Çin’in tarih sahnesine bu şekilde dönüşü ve Rusya’nın tekrar ayaklarının üstüne kalkması birkaç farklı hakimiyet teorisinin eklektik bir bileşimi diyebileceğimiz Büyük Ortadoğu Projesi’ni gündeme getirmiştir. Aslında çekirdeği iç hilal olarak tanımlanan bu bölgenin Müslüman kesimini içine alan bu proje ile Türkiye’nin öncülüğünde ve İsrail’in vurucu gücüne sırtını vermiş bir kontrol mekanizması yaratılmak istenmektedir. Bu proje ile tıpkı Sovyetlerin 1946’larda ördüğü demir perdeye benzer bir demir perdeyi ABD, Rusları güneyden kuşatmak için oluşturmaya çalışmaktadır. Projenin maddi getirisi güvene kavuşmuş Ortadoğu ve Hazar Petrolleri, siyasi, ideolojik ve jeopolitik getirisi ise kuşatılan Rusya yanında enerji kaynaklarına ulaşımı engellenen ve kısmen karadan kuşatılmış bir Çin olacaktır. Çin ile doğrudan ilgi kurmak elbette ki şu an için çok zor görünüyor.

ABD, birçoğu 1960’larda İngiltere’nin çekilirken kurduğu batı kökenli despotların kaybolan meşruiyetinden hareketle buraya yeni bir çehre veriyor. Bu ülkelerin hemen hepsi 50 yıldır batı ajanı diktatörlerce halkının kanını döktü. Bu düzene karşı gelen Muhammed Farrah Aidid, Hasan El Turabi gibi sırtını halka vermiş liderler söz konusu olmuşsa da onların da kafaları koparılmıştır. Çevik Bir’in komutasındaki Somali Operasyonu bizzat bu işleri organize etmek içindir.

İsyanlarla Verilen Mesajlar

Bu yangınlar kuşkusuz ki birbirine zincirleme bağlı, oradan da ABD’ye kontrollü demokratik kanallardan bağlı, uyumlu, uysal biraz da ılımlı rejimler ortaya çıkaracaktır.

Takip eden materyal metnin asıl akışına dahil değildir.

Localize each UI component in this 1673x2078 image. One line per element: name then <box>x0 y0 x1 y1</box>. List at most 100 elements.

Despot diktatörlerin yerine demokrat mandaterler gelecektir hiç kimsenin şüphesi olmasın. Çünkü bu ülkelerin hiç birisinde ideolojik hiziplerin dışında sosyo-ekonomik temeli olan bir kitlesel bilinç ve organizasyon yok. Olan ideolojik yapılar da dış kontrole tabidir. Bu da demokrasi kelimesinin henüz bu ülkeler için çok sakil durduğuna delalet etmektedir. Hele ki son birkaç yılda milyonlarca masumu katleden ABD’nin eliyle bir demokrasinin gelmesini beklemek düşünen insanlar için abesle iştigaldir.

Sonuç olarak ABD, bölgede içeriği demokrasi gibi cilalı kavramlarla doldurulmuş isyanlarla bir oyuncu değişikliği yapmaktadır. Oyun devam ediyor. Bu oyuncu değişikliği, asıl hedefteki ülkelere karşı oluşturulacak retoriğin oluşturulmasında da önemli bir alt yapı teşkil edecektir.

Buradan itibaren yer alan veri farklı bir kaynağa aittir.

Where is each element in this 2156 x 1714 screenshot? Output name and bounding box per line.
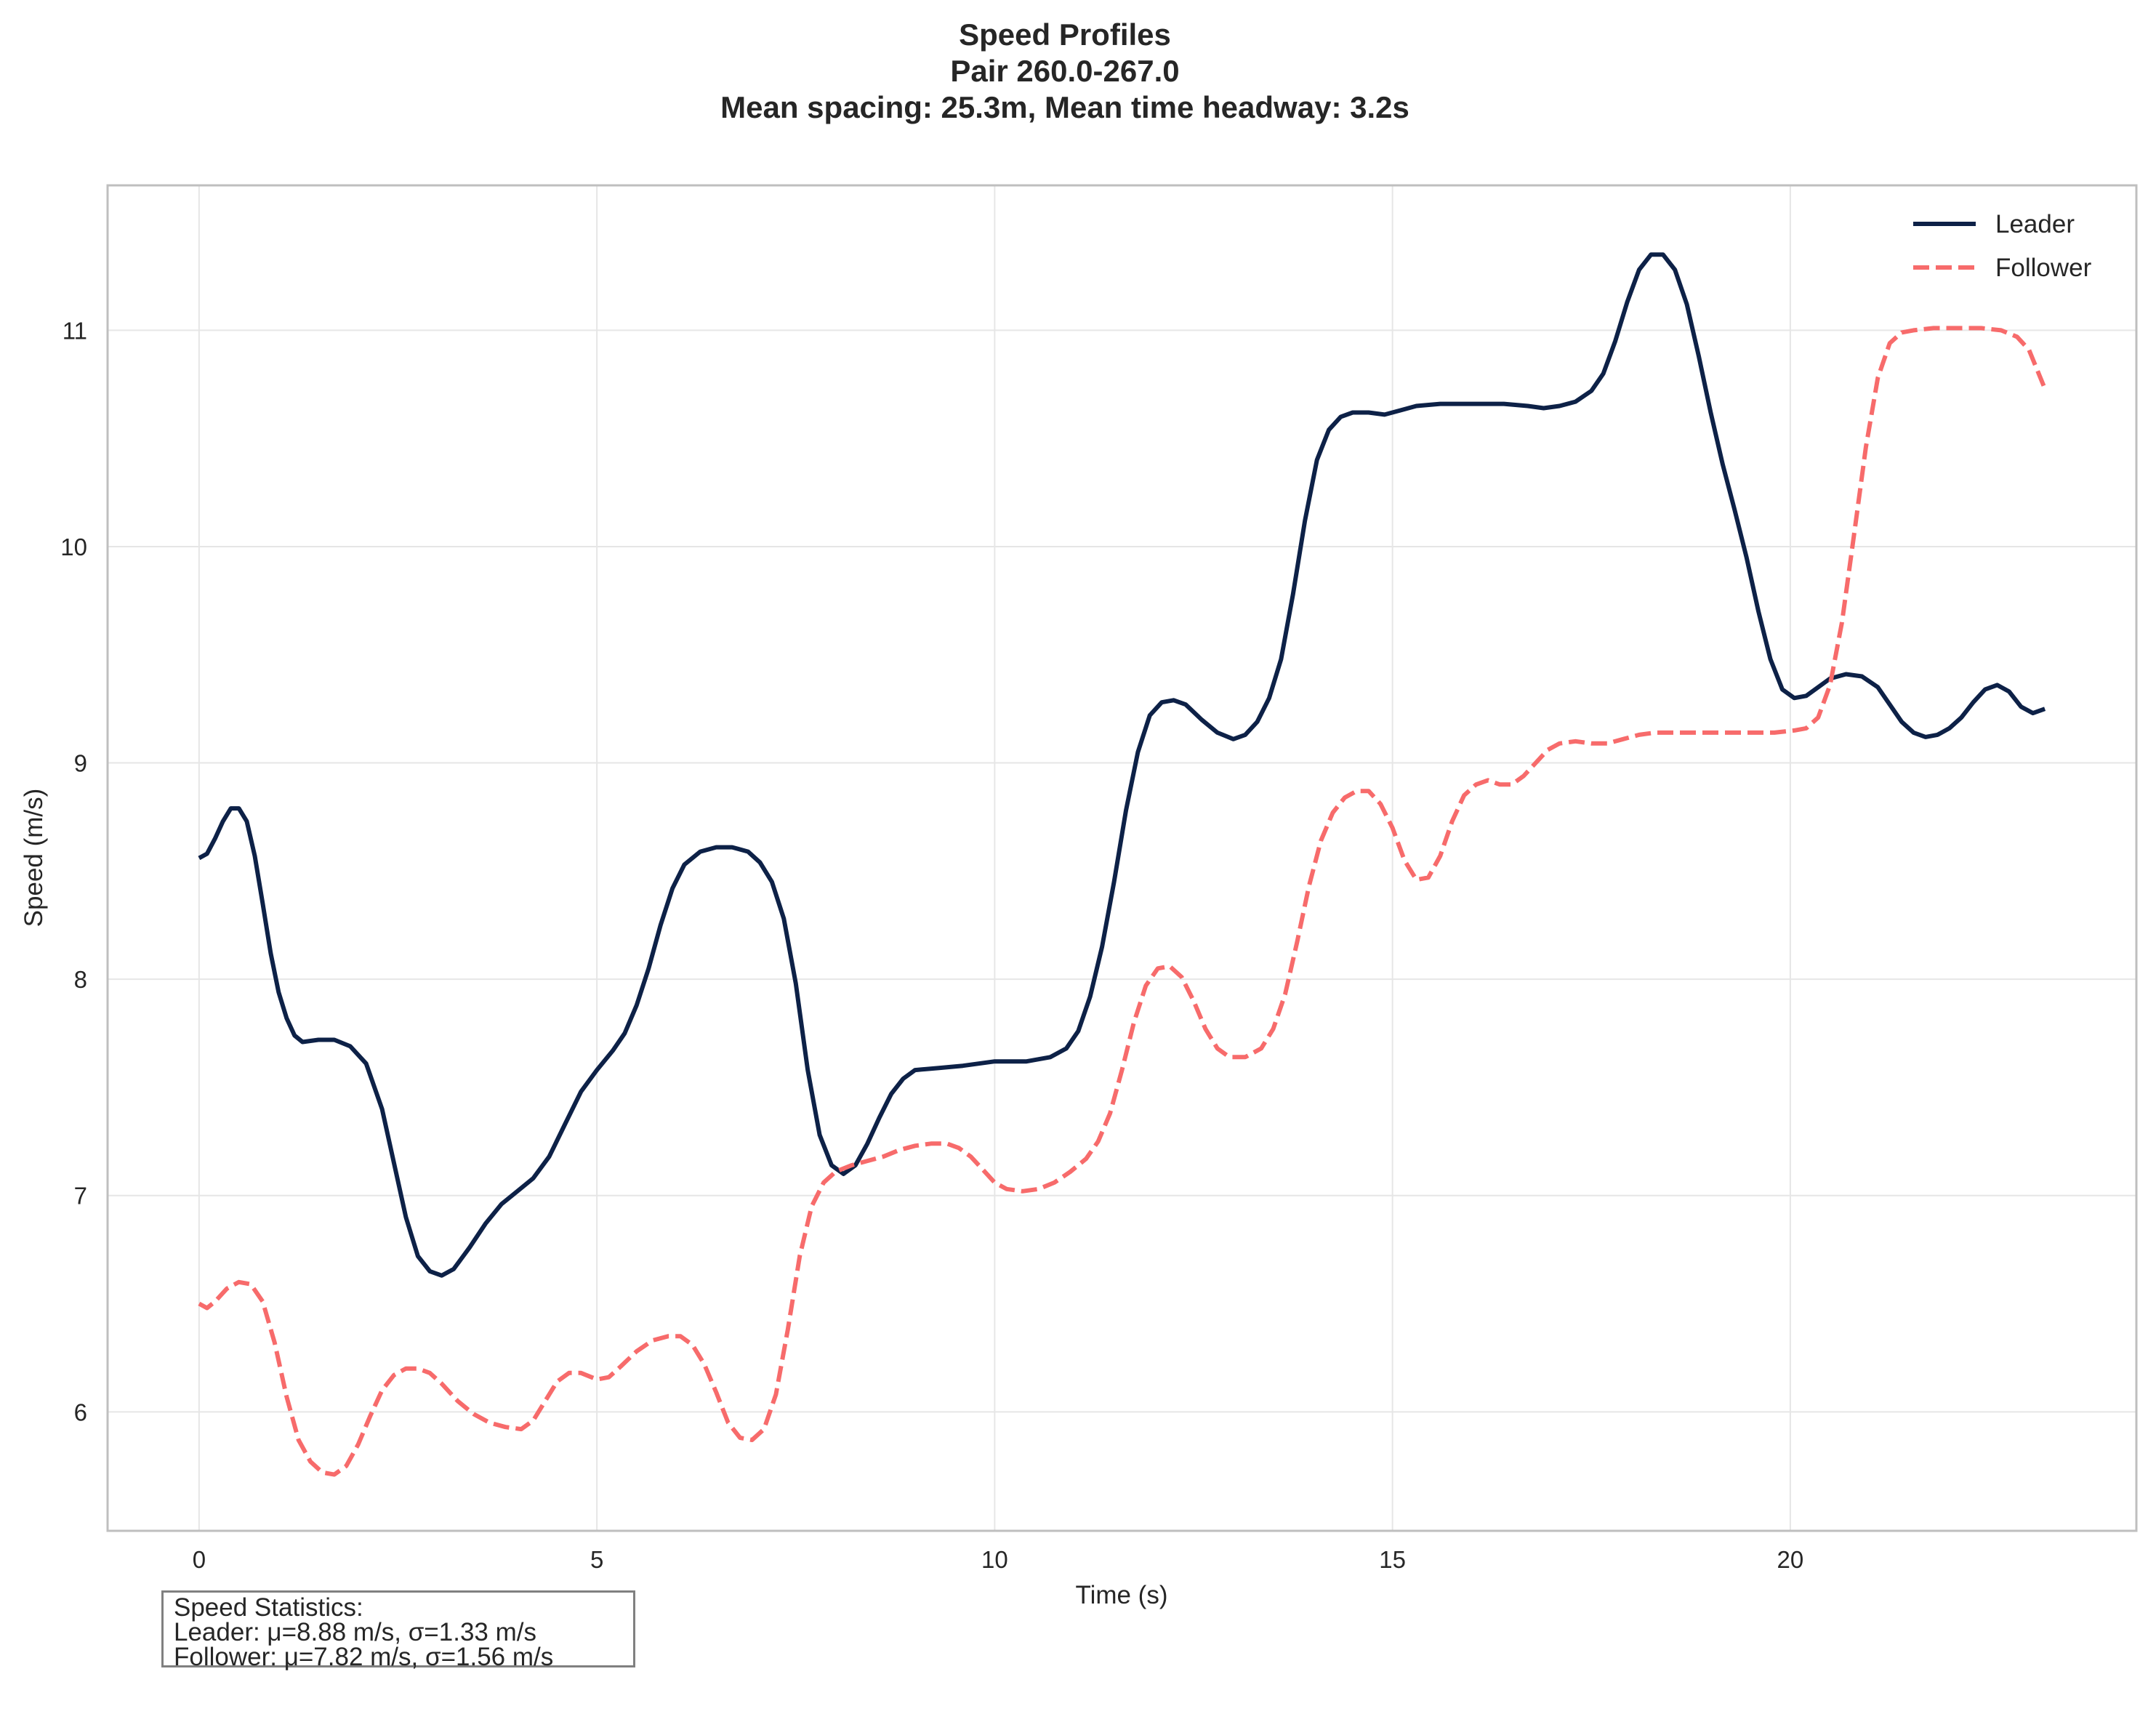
grid-lines: [108, 185, 2136, 1531]
stats-follower: Follower: μ=7.82 m/s, σ=1.56 m/s: [174, 1643, 554, 1671]
y-tick-label: 6: [74, 1399, 87, 1425]
x-tick-label: 0: [193, 1546, 206, 1573]
chart-title-line-1: Speed Profiles: [959, 17, 1171, 52]
plot-frame: [106, 184, 2138, 1532]
stats-heading: Speed Statistics:: [174, 1593, 363, 1622]
y-tick-label: 7: [74, 1183, 87, 1210]
legend-follower-label: Follower: [1995, 254, 2092, 282]
tick-labels: 0 5 10 15 20 6 7 8 9 10 11: [60, 317, 1803, 1573]
y-tick-label: 9: [74, 750, 87, 777]
stats-leader: Leader: μ=8.88 m/s, σ=1.33 m/s: [174, 1618, 536, 1646]
x-tick-label: 10: [981, 1546, 1008, 1573]
y-axis-label: Speed (m/s): [20, 789, 48, 928]
series-line-follower: [198, 326, 2047, 1477]
x-tick-label: 15: [1379, 1546, 1406, 1573]
y-tick-label: 10: [60, 534, 87, 560]
chart-title-line-3: Mean spacing: 25.3m, Mean time headway: …: [720, 90, 1409, 124]
x-axis-label: Time (s): [1075, 1581, 1167, 1609]
x-tick-label: 5: [590, 1546, 603, 1573]
y-tick-label: 8: [74, 966, 87, 993]
y-tick-label: 11: [63, 317, 87, 344]
speed-statistics-box: Speed Statistics: Leader: μ=8.88 m/s, σ=…: [161, 1590, 635, 1671]
legend-leader-label: Leader: [1995, 210, 2075, 238]
chart-title-line-2: Pair 260.0-267.0: [950, 54, 1179, 88]
plot-series: [198, 252, 2047, 1477]
x-tick-label: 20: [1777, 1546, 1804, 1573]
series-line-leader: [198, 252, 2046, 1278]
legend: Leader Follower: [1913, 210, 2092, 282]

Şöyle ki; demokrasi talebiyle bu baskıcı yönetimlerin değiştirilmesi hedefteki ülkelere karşı emsal olarak kullanılacaktır. Bir işaretle sokağa dökülecek insanlara olası bir müdahale durumunda “Değişim şart, kendini biraz yenile, bak bütün dünya değişti, biraz ayak uydur dünyaya” denme imkanı doğacaktır. Hele de hedefteki Çin olunca yeni bir Tianenmen’e dünya kamuoyunun onay vermesi mümkün olmayacaktır.

Bu isyanların Çin’e verdiği bir diğer önemli mesaj ise, petrol ticareti ile ilgilidir. Petrolünü hali hazırda Ortadoğu Bölgesi’nden tedarik eden Çin’e işbirliği yapmazsa bu kaynaklardan mahrum kalacağı mesajı verilmektedir. Diğer yandan yükselen petrol fiyatları sayesinde Çin’in üretim maliyetleri yükseltilmektedir.

ABD, bu olaylarla asıl muhataplarını kendini açık etmeden yoklamaktadır. Nasıl ki Rusya ile Gürcistan üzerinden birbirlerini yokladılar 2008’de, şimdi de aynı yoklama başka bir güce karşı yapılmaktadır. Gerçi, o günlerde Kosova konusunda burnundan soluyan Rusya, Gürcistan meselesini hiç de alttan almayarak ABD’den Kosova’nın intikamını acı bir şekilde çıkarmıştır.

Çin’in Afrika Açılımı

Çin, yüzyıllardır batının sömürdüğü Afrika’ya sömürü araçlarını kullanmadan yaptığı yatırımlarla yeni bir çehre kazandırırken, Afrika’ya yüksek miktarlarda sermaye aktarmıştır. Çin, Afrika’yı kalkındırarak orayı kendisi için bir pazara dönüştürmek isterken ekonomisi için gerekli olan başta petrol olmak üzere birçok değerli madeni Afrika ülkelerinden temin etmek istiyor. Çin’in Afrika’daki hemen her ülke ile ticari anlaşması var ve bu ülkelere büyük krediler açmış durumdadır. Çin devlet başkanı ve yöneticileri defalarca Afrika seyahatleri düzenlediler. Hatta birçok ülkenin eski borçlarını sildiler, yeni krediler açtılar, hibeler verdiler.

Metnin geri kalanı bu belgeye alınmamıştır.